You will also need to enable some unstable features:
#![feature(await_macro, async_await, futures_api)]
Implementation wise, there is not much of a difference between how Tower Web
handles async functions compared to functions returning impl Future. The
response future ends up being boxed into a trait object.
For a slightly more complex example, lets look at defining a response handler that issues an HTTP request of its own.
#[derive(Clone)]
pub struct HelloWorld {
client: HttpClient,
}
impl_web! {
impl HelloWorld {
#[get("/")]
async fn hello_world(&self) -> String {
// Get the URI of the server by issuing a query to `/ip`.
let uri = "http://httpbin.org/ip".parse().unwrap();
// Issue the request and wait for the response
let response = await!(self.client.get(uri)).unwrap();
// Get the body component of the HTTP response. This is a stream and as such, it must
// be asynchronously collected.
let mut body = response.into_body();
// The body chunks will be appended to this string.
let mut ret = String::new();
while let Some(chunk) = await!(body.next()) {
let chunk = chunk.unwrap();
// Convert to a string
let chunk = str::from_utf8(&chunk[..]).unwrap();
// Append to buffer
ret.push_str(chunk);
}
// Return the collected string
ret
}
}
}
You find see the full example here.
Template support
Templates may now be used to render responses. This is done by returning a “plain old Rust struct” as the return value and using an attribute to define the template to use to render the response. The template engine will render the template, populating variables using the data returned from the response handler.
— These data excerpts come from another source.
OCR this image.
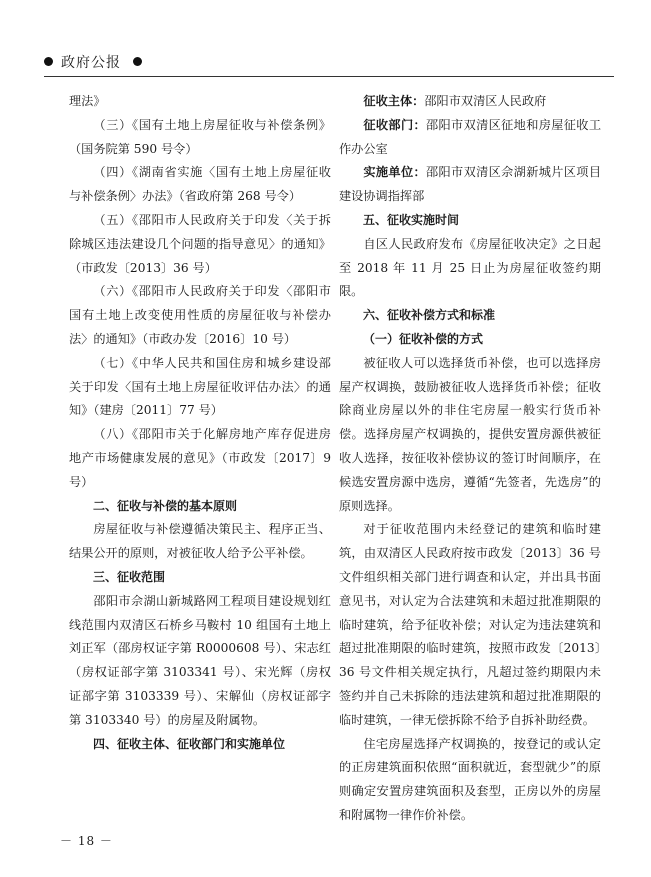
政府公报

理法》

（三）《国有土地上房屋征收与补偿条例》（国务院第 590 号令）

（四）《湖南省实施〈国有土地上房屋征收与补偿条例〉办法》（省政府第 268 号令）

（五）《邵阳市人民政府关于印发〈关于拆除城区违法建设几个问题的指导意见〉的通知》（市政发〔2013〕36 号）

（六）《邵阳市人民政府关于印发〈邵阳市国有土地上改变使用性质的房屋征收与补偿办法〉的通知》（市政办发〔2016〕10 号）

（七）《中华人民共和国住房和城乡建设部关于印发〈国有土地上房屋征收评估办法〉的通知》（建房〔2011〕77 号）

（八）《邵阳市关于化解房地产库存促进房地产市场健康发展的意见》（市政发〔2017〕9 号）

二、征收与补偿的基本原则

房屋征收与补偿遵循决策民主、程序正当、结果公开的原则，对被征收人给予公平补偿。

三、征收范围

邵阳市佘湖山新城路网工程项目建设规划红线范围内双清区石桥乡马鞍村 10 组国有土地上刘正军（邵房权证字第 R0000608 号）、宋志红（房权证部字第 3103341 号）、宋光辉（房权证部字第 3103339 号）、宋解仙（房权证部字第 3103340 号）的房屋及附属物。

四、征收主体、征收部门和实施单位

征收主体：邵阳市双清区人民政府

征收部门：邵阳市双清区征地和房屋征收工作办公室

实施单位：邵阳市双清区佘湖新城片区项目建设协调指挥部

五、征收实施时间

自区人民政府发布《房屋征收决定》之日起至 2018 年 11 月 25 日止为房屋征收签约期限。

六、征收补偿方式和标准

（一）征收补偿的方式

被征收人可以选择货币补偿，也可以选择房屋产权调换，鼓励被征收人选择货币补偿；征收除商业房屋以外的非住宅房屋一般实行货币补偿。选择房屋产权调换的，提供安置房源供被征收人选择，按征收补偿协议的签订时间顺序，在候选安置房源中选房，遵循“先签者，先选房”的原则选择。

对于征收范围内未经登记的建筑和临时建筑，由双清区人民政府按市政发〔2013〕36 号文件组织相关部门进行调查和认定，并出具书面意见书，对认定为合法建筑和未超过批准期限的临时建筑，给予征收补偿；对认定为违法建筑和超过批准期限的临时建筑，按照市政发〔2013〕36 号文件相关规定执行，凡超过签约期限内未签约并自己未拆除的违法建筑和超过批准期限的临时建筑，一律无偿拆除不给予自拆补助经费。

住宅房屋选择产权调换的，按登记的或认定的正房建筑面积依照“面积就近，套型就少”的原则确定安置房建筑面积及套型，正房以外的房屋和附属物一律作价补偿。

－ 18 －
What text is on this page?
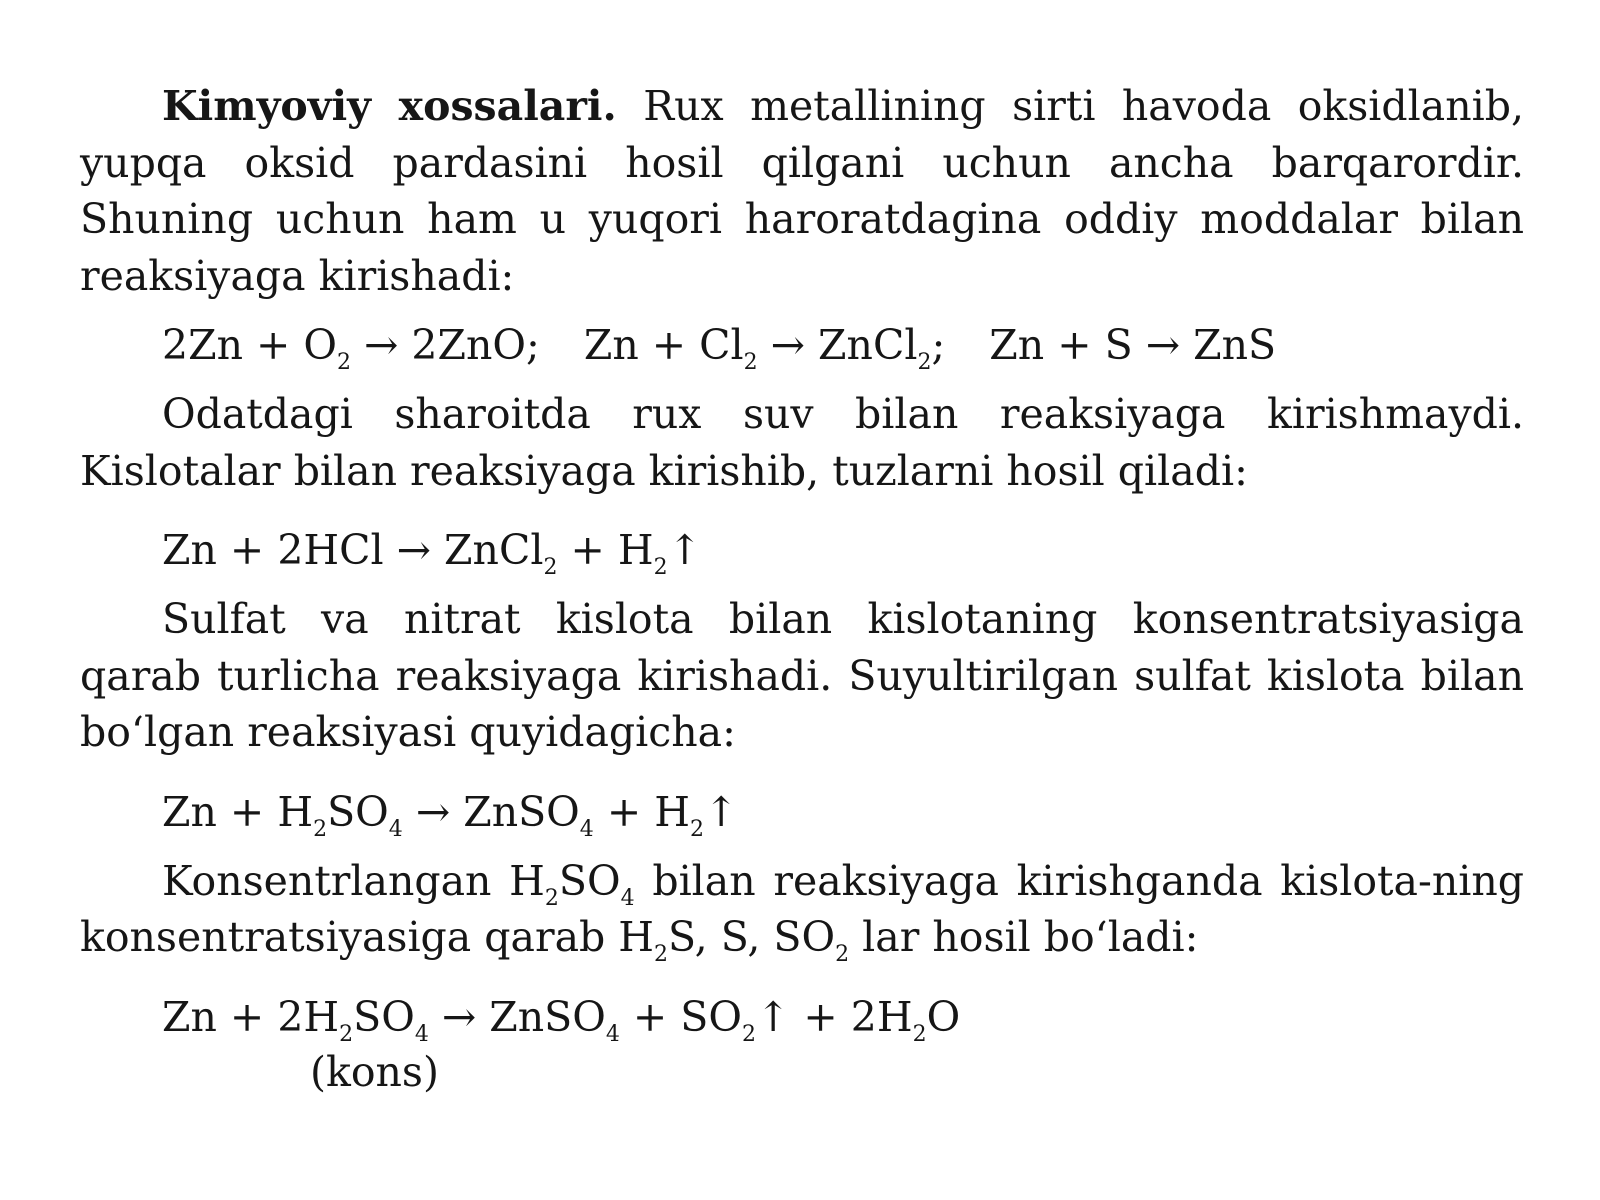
Kimyoviy xossalari. Rux metallining sirti havoda oksidlanib, yupqa oksid pardasini hosil qilgani uchun ancha barqarordir. Shuning uchun ham u yuqori haroratdagina oddiy moddalar bilan reaksiyaga kirishadi:

$2Zn + O_2 \to 2ZnO$; $Zn + Cl_2$ → ZnCl$_2$; Zn + S → ZnS

Odatdagi sharoitda rux suv bilan reaksiyaga kirishmaydi. Kislotalar bilan reaksiyaga kirishib, tuzlarni hosil qiladi:

Zn + 2HCl → ZnCl$_2$ + $H_2↑$

Sulfat va nitrat kislota bilan kislotaning konsentratsiyasiga qarab turlicha reaksiyaga kirishadi. Suyultirilgan sulfat kislota bilan bo‘lgan reaksiyasi quyidagicha:

$Zn + H_2SO_4$ → ZnSO$_4$ + $H_2↑$

Konsentrlangan $H_2SO_4$ bilan reaksiyaga kirishganda kislota-ning konsentratsiyasiga qarab $H_2S$, S, $SO_2$ lar hosil bo‘ladi:

$Zn + 2H_2SO_4$ → ZnSO$_4$ + $SO_2↑ + 2H_2O$

(kons)
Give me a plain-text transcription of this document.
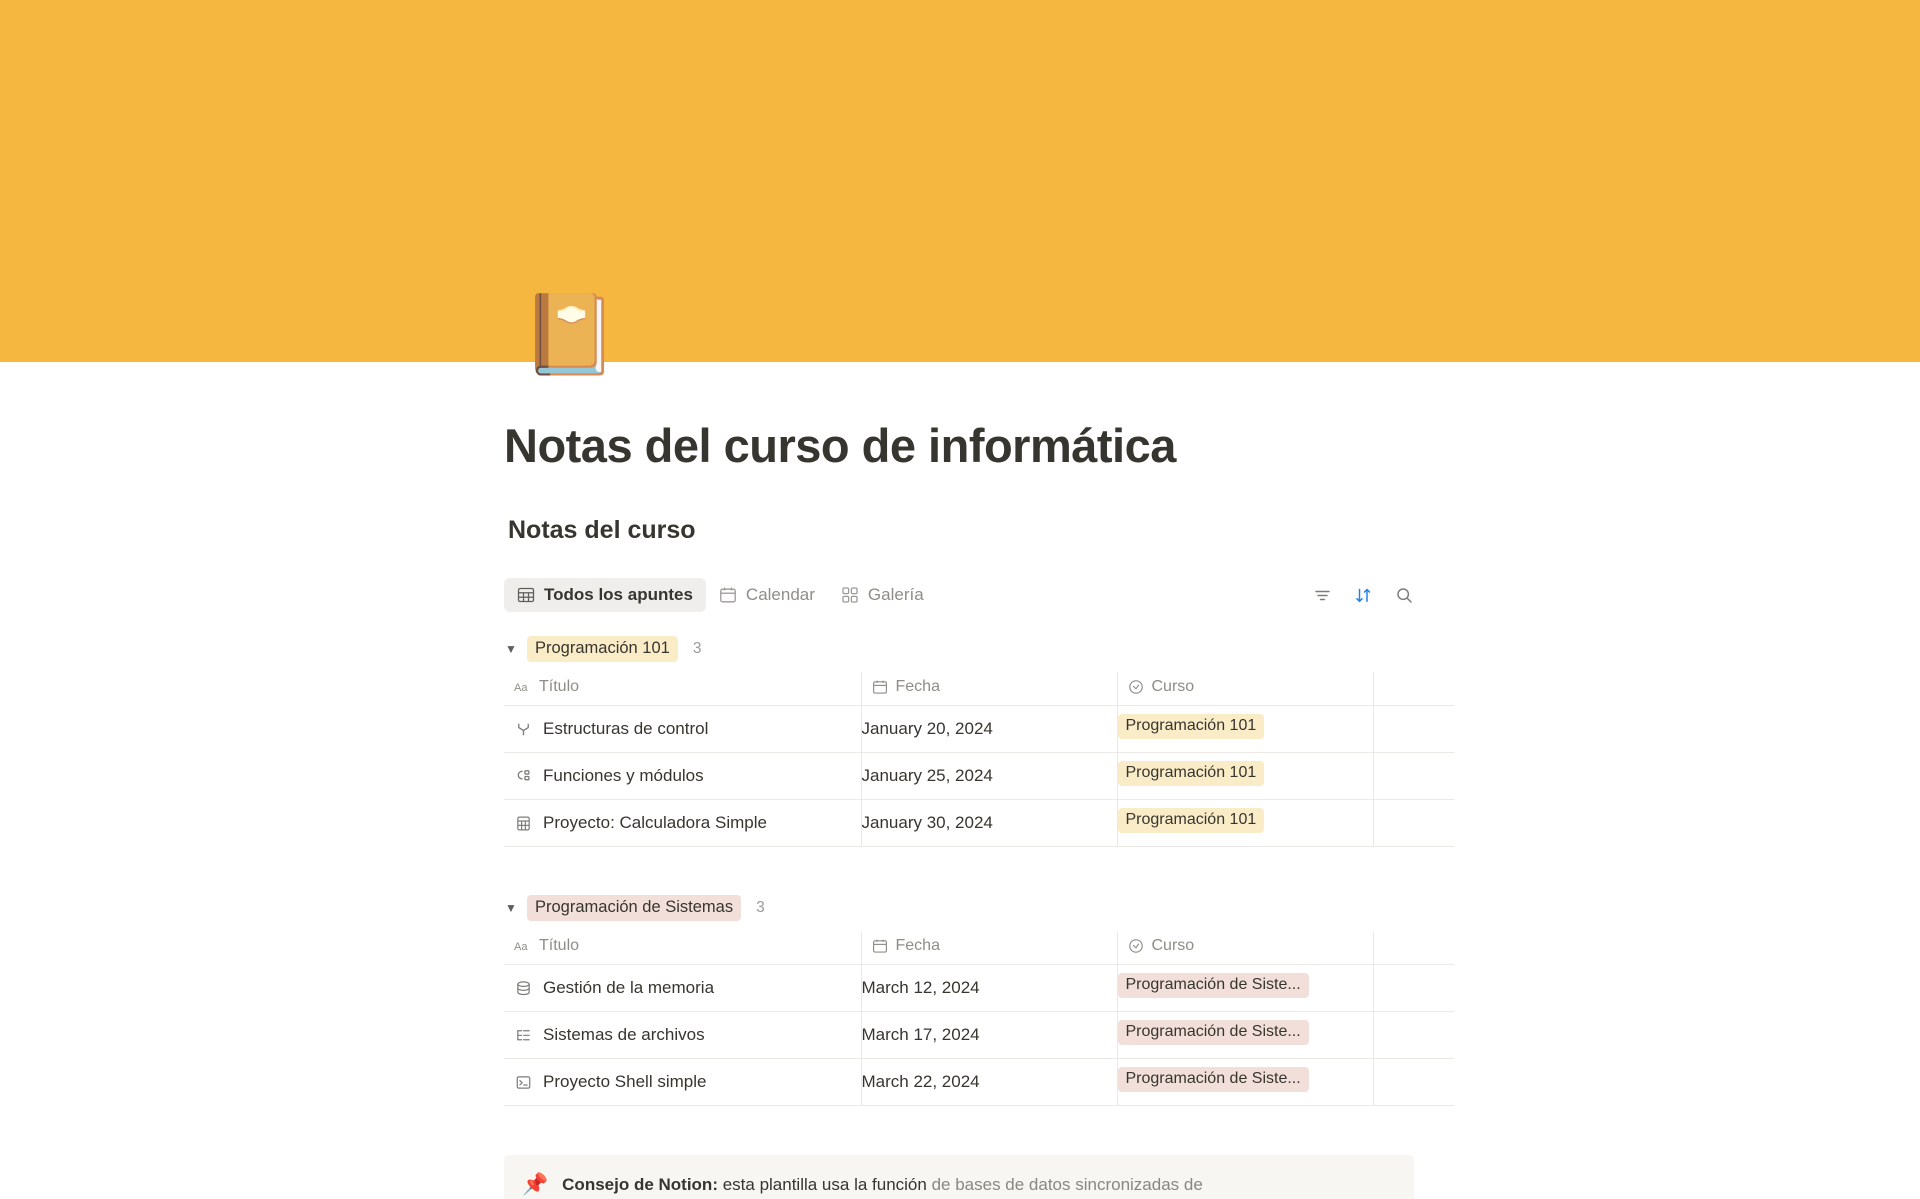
📔
Notas del curso de informática
Notas del curso
Todos los apuntes	Calendar	Galería
▼	Programación 101	3
Aa Título	Fecha	Curso	

Estructuras de control	January 20, 2024	Programación 101	

Funciones y módulos	January 25, 2024	Programación 101	

Proyecto: Calculadora Simple	January 30, 2024	Programación 101	
▼	Programación de Sistemas	3
Aa Título	Fecha	Curso	

Gestión de la memoria	March 12, 2024	Programación de Siste...	

Sistemas de archivos	March 17, 2024	Programación de Siste...	

Proyecto Shell simple	March 22, 2024	Programación de Siste...	
📌 Consejo de Notion: esta plantilla usa la función de bases de datos sincronizadas de
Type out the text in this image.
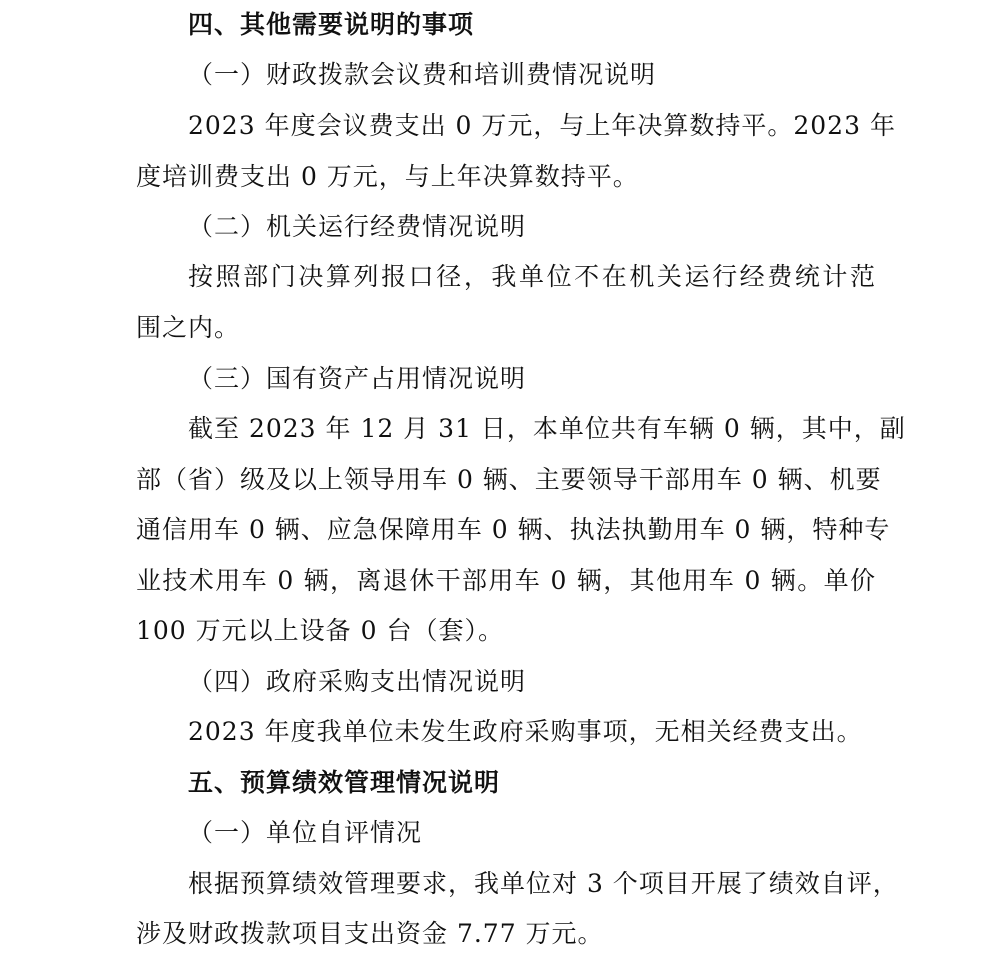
四、其他需要说明的事项
（一）财政拨款会议费和培训费情况说明
2023 年度会议费支出 0 万元，与上年决算数持平。2023 年
度培训费支出 0 万元，与上年决算数持平。
（二）机关运行经费情况说明
按照部门决算列报口径，我单位不在机关运行经费统计范
围之内。
（三）国有资产占用情况说明
截至 2023 年 12 月 31 日，本单位共有车辆 0 辆，其中，副
部（省）级及以上领导用车 0 辆、主要领导干部用车 0 辆、机要
通信用车 0 辆、应急保障用车 0 辆、执法执勤用车 0 辆，特种专
业技术用车 0 辆，离退休干部用车 0 辆，其他用车 0 辆。单价
100 万元以上设备 0 台（套）。
（四）政府采购支出情况说明
2023 年度我单位未发生政府采购事项，无相关经费支出。
五、预算绩效管理情况说明
（一）单位自评情况
根据预算绩效管理要求，我单位对 3 个项目开展了绩效自评，
涉及财政拨款项目支出资金 7.77 万元。
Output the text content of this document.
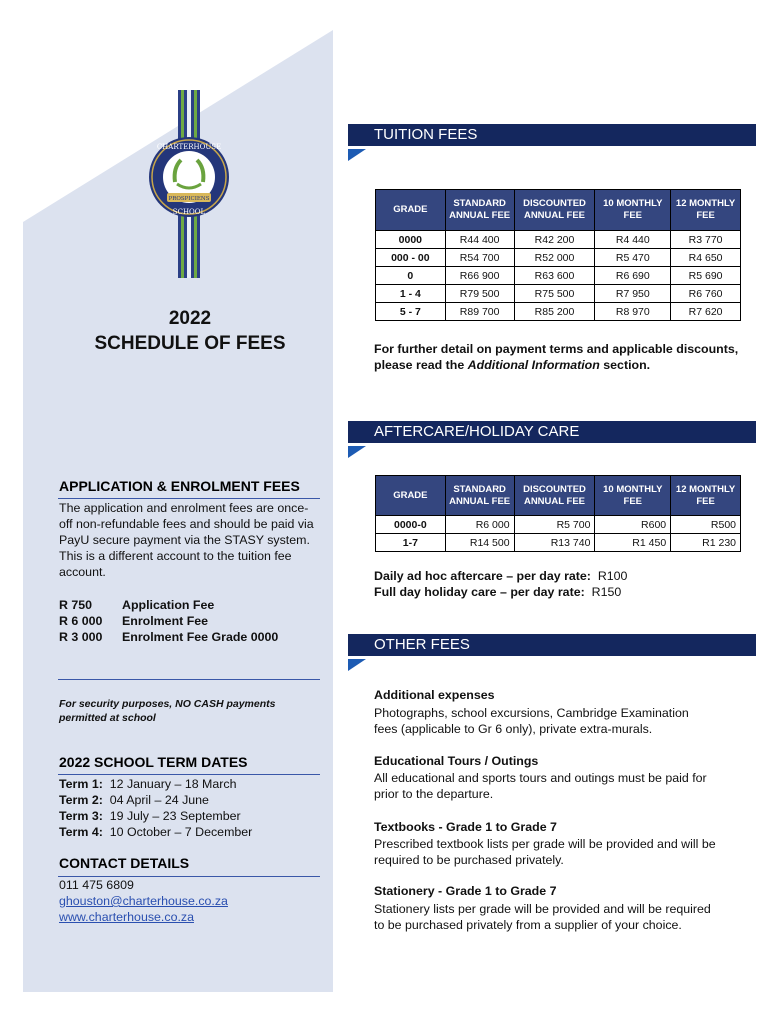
PROSPICIENS
CHARTERHOUSE
SCHOOL
2022
SCHEDULE OF FEES
APPLICATION & ENROLMENT FEES
The application and enrolment fees are once-off non-refundable fees and should be paid via PayU secure payment via the STASY system. This is a different account to the tuition fee account.
R 750 Application Fee
R 6 000 Enrolment Fee
R 3 000 Enrolment Fee Grade 0000
For security purposes, NO CASH payments permitted at school
2022 SCHOOL TERM DATES
Term 1: 12 January – 18 March
Term 2: 04 April – 24 June
Term 3: 19 July – 23 September
Term 4: 10 October – 7 December
CONTACT DETAILS
011 475 6809
ghouston@charterhouse.co.za
www.charterhouse.co.za
TUITION FEES
GRADE	STANDARD ANNUAL FEE	DISCOUNTED ANNUAL FEE	10 MONTHLY FEE	12 MONTHLY FEE
0000	R44 400	R42 200	R4 440	R3 770
000 - 00	R54 700	R52 000	R5 470	R4 650
0	R66 900	R63 600	R6 690	R5 690
1 - 4	R79 500	R75 500	R7 950	R6 760
5 - 7	R89 700	R85 200	R8 970	R7 620
For further detail on payment terms and applicable discounts, please read the Additional Information section.
AFTERCARE/HOLIDAY CARE
GRADE	STANDARD ANNUAL FEE	DISCOUNTED ANNUAL FEE	10 MONTHLY FEE	12 MONTHLY FEE
0000-0	R6 000	R5 700	R600	R500
1-7	R14 500	R13 740	R1 450	R1 230
Daily ad hoc aftercare – per day rate: R100
Full day holiday care – per day rate: R150
OTHER FEES
Additional expenses
Photographs, school excursions, Cambridge Examination fees (applicable to Gr 6 only), private extra-murals.
Educational Tours / Outings
All educational and sports tours and outings must be paid for prior to the departure.
Textbooks - Grade 1 to Grade 7
Prescribed textbook lists per grade will be provided and will be required to be purchased privately.
Stationery - Grade 1 to Grade 7
Stationery lists per grade will be provided and will be required to be purchased privately from a supplier of your choice.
This work paves the way to support custom response serializer. A response serializer handles a specific content type and is able to take a “plain old Rust types”, converting it into a response of that content type.
Let’s look at how it works in practice.
First, the template engine has to be added to the service. Currently, only the Handlebars template engine is supported, but this will change over time.
use tower_web::view::Handlebars;
ServiceBuilder::new()
.resource(MyResource)
.serializer(Handlebars::new())
.run(&addr)
.unwrap();
By default, the Handlebars serializer expectes a templates directory at the
root of your crate. Templates are added to this directory. For example,
hello_world.hbs is added containing the following:
<html>
<head>{{ title }}</head>
<body>
<div><h1>Hello World</h1></div>
</body>
</html>
The template engine replaces{{ title }} with the value of the title field
from the response handler’s return value.
Now the response handler is defined:
#[derive(Debug, Response)]
struct MyResponse {
title: &'static str,
}
impl_web! {
impl MyResource {
#[get("/")]
#[content_type("html")]
#[web(template = "hello_world")]
fn hello_world(&self) -> Result<MyResponse, ()> {
Ok(MyResponse {
title: "Handler variable",
})
}
}
}
MyResponse contains a field named title. This will be used to populate the
HTML title in the template. The response handler is annotated with#[content_type("html")] and #[web(template = "hello_world")]. The
content_type annotation informs Tower Web that the response should be
serialized as HTML. The set of available serializers is searched for one that
handles this content type. The addedHandlebars serializer handles the HTML
content type and is used to serialize MyResponse. The Handlebars serializer
looks for the template attribute to pick which template is used to serialize
MyResponse.
Ideally, neither of these annotations would be required. Eventually, the content
type will be inferred using the request’s Accept header and the template will
be picked using a convention. These are features for future releases.
You find see the full example here.
More to come
Work on Tower Web will continue. It is ground for experimenting with Web APIs
for Rust. It is allowing for abstractions like
BufStream,
Middleware,
serializers (discussed above), and more to be fleshed out. These abstractions
are being extracted as they are ready to higher level crates.
As mentioned previously, the plan is still to merge the ideas developed in Tower Web with Warp. This is taking longer than initially expected, but mostly because I hope to get to the point where the Tower Web abstractions are somewhat stable before merging.
As always, please try out Tower Web and provide feedback. The Tower Gitter channel is open for discussion.